Quand on parle de divorce, il faut impérativement tenir compte de ses effets. En l’occurrence, on ne peut parler de divorce sans parler des conséquences fiscales engendrées par cette séparation. L’impôt sur les revenus, l’ISF ou l’impôt sur la fortune ainsi que les impôts liés au divorce, notamment en ce qui concerne les droits de partage, sont les principaux domaines impactés. Un cabinet d'avocats pourra aider à estimer les impacts sur vos impôts.

Généralités des impots sur le revenu en cas de divorce

D’une manière générale, l’année du divorce, les ex-époux sont fiscalement considérés comme étant isolés. Ils doivent ainsi introduire individuellement une déclaration d’impôts, en y renseignant les revenus recueillis personnellement ainsi que ceux de l’enfant dont il ou elle a la jouissance légale.

La dette fiscale de l’année du divorce sera donc divisée en deux : celle correspondant à la période avant la séparation, et celle post séparation. Un impôt commun pourra ainsi être réclamé en fonction du régime matrimonial et de la nature de la dette fiscale.

L’année suivant le divorce, les époux seront toujours considérés fiscalement comme étant isolés, pour autant que la séparation n’ait pas été annulée au cours de l’année.

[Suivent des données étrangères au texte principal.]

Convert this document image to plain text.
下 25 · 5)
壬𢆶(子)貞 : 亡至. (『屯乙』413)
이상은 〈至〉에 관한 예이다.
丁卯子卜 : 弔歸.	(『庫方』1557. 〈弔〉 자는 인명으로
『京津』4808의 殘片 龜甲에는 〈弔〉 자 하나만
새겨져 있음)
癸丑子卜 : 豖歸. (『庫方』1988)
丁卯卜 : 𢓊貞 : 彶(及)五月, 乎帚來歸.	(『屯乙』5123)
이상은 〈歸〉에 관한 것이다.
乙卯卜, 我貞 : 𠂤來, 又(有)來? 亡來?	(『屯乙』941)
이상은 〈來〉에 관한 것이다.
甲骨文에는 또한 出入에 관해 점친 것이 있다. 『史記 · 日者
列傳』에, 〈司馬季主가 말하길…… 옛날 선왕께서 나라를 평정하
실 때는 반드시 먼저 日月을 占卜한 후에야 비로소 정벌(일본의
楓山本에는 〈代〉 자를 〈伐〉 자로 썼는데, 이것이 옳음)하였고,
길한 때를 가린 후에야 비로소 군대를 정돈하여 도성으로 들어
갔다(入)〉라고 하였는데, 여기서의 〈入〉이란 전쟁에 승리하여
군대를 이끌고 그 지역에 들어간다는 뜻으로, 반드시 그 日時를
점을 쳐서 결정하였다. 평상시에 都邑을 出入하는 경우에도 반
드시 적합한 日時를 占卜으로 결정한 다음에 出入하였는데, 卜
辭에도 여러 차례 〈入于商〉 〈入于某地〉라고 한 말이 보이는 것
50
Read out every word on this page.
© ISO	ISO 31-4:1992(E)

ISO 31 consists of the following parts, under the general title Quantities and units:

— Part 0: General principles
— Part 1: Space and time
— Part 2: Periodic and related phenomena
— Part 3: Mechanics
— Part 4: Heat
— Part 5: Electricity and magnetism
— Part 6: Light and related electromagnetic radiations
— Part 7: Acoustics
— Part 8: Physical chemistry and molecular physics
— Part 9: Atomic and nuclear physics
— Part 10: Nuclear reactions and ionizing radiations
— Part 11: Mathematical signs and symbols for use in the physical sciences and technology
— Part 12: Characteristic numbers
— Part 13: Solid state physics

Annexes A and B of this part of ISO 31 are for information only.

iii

Les conséquences fiscales du divorce

Au regard de l’impôt sur le revenu et la pension alimentaire, le montant des pensions alimentaires indexées des enfants mineurs fixé par une décision de justice est imposable sur le revenu du créancier et déductible sur celui du débiteur. Les pensions seront ensuite revalorisées à l’amiable par les ex-époux et le montant fiscalisé.

La prestation compensatoire, quant à elle, sera versée sous forme de rente ou de capital échelonné sur une période dépassant les douze mois. Pour ce qui est de l’impôt sur la fortune, chaque époux est soumis à son paiement pour ses biens propres précisément à la date d’obtention de l’autorisation judiciaire de résider séparément.

La liquidation du régime matrimonial

La liquidation du régime matrimonial engendre le règlement d’un droit d’enregistrement et éventuellement un droit de partage. En effet, les ex-époux sont redevables d’un droit de partage suite au partage des biens communs. Ce droit représente 2,5% de l’actif partagé.

En ce qui concerne la taxe d’habitation, le paiement doit se faire le 1er janvier de l’année fiscale par l’époux occupant le logement. Les époux séparés judiciairement ou divorcés en cours d’année peuvent demander aux services fiscaux à être complètement déchargés de son règlement. Quant à la taxe foncière, elle est due par le propriétaire du bien au 1er janvier de l’année.